In the wake of a campaign by Conservative MPs, Justine Greening, the international development secretary, is expected this week to tell India she is cutting the £280m British aid programme in half on the grounds that the country is rich enough to provide healthcare itself.
“You hear India is being taken out and other countries may follow,” Prof Hemingway said.
A reduction in the British commitment to fund tropical disease work would cost jobs in Liverpool and could cause other donors to pull out too, Prof Hemingway warned.
The school has doubled in size in the past decade thanks to its success in winning international research funding. Of its £60m annual turnover, about £9m comes from Dfid, £12m from the Bill & Melinda Gates Foundation, and the remainder from the Wellcome Trust, the EU, student fees and subsidiary businesses such as travel vaccination clinics.
“The Gates Foundation could put this work anywhere,” Prof Hemingway said. “If the message is that Dfid is not going to put money in this kind of work [the Gates Foundation] could go to the US or Geneva.”

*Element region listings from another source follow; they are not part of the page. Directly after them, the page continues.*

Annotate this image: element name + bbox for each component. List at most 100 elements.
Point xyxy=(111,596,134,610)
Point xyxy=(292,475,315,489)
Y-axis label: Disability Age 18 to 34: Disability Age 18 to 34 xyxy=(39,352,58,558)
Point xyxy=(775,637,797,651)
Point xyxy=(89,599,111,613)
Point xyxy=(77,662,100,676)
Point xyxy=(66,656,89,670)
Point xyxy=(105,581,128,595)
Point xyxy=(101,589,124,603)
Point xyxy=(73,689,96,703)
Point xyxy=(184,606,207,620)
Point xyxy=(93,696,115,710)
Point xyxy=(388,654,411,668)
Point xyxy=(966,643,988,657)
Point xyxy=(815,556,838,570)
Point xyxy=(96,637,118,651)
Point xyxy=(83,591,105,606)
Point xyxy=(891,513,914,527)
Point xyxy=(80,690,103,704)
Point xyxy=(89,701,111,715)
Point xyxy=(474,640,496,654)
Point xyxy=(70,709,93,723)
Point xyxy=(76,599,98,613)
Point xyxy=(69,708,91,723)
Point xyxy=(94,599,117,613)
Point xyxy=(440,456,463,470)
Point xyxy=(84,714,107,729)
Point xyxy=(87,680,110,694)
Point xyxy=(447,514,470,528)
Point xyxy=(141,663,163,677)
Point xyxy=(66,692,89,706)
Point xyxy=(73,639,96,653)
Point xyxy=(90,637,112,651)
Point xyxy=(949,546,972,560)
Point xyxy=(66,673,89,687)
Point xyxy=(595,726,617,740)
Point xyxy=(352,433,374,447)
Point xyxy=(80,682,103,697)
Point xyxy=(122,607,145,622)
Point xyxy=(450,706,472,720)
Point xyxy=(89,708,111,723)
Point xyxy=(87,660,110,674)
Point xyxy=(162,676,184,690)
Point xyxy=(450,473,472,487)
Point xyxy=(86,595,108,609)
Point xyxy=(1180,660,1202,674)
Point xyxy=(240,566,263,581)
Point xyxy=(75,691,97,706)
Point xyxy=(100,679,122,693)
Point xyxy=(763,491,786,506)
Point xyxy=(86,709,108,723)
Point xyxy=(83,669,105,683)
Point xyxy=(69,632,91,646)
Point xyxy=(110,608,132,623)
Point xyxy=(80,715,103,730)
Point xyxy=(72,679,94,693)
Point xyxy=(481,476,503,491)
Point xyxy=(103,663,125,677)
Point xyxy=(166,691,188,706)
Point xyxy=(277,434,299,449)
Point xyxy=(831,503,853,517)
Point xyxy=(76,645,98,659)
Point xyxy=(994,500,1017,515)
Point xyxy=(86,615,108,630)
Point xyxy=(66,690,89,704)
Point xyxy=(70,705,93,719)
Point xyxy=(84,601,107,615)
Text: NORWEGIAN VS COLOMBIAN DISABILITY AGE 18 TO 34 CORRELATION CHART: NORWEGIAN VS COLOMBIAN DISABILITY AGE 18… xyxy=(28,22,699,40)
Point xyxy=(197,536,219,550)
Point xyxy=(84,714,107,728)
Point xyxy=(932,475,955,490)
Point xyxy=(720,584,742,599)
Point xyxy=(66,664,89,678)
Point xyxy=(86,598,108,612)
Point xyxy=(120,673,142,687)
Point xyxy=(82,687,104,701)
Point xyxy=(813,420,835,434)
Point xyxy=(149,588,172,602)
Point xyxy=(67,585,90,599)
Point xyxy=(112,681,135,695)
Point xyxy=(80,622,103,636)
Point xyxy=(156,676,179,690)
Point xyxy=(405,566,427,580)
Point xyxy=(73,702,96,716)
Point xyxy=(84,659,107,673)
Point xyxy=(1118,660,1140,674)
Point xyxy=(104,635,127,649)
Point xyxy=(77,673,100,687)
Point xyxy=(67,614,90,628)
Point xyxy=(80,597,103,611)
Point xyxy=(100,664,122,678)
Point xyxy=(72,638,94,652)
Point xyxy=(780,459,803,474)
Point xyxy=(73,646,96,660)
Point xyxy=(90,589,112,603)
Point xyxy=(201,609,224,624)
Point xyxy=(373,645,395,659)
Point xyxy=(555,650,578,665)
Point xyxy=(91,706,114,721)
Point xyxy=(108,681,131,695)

She said that of its 450 staff, the school has a unit of 40 people that is directly funded by Dfid and it is recruiting 150 scientists.
A spokeswoman for Dfid said the funding decisions had been delayed because it received more applications than expected. She said Ms Greening was committed to increasing overseas aid to 0.7 per cent of gross national income by 2013, the recommended level set by the UN.
In 2011-12, £8.6bn was spent on development assistance, 0.56 per cent of GNI.
Oxfam, the anti-poverty charity that received £24m from Dfid in 2011-12, said it had no indication that the government was making cuts.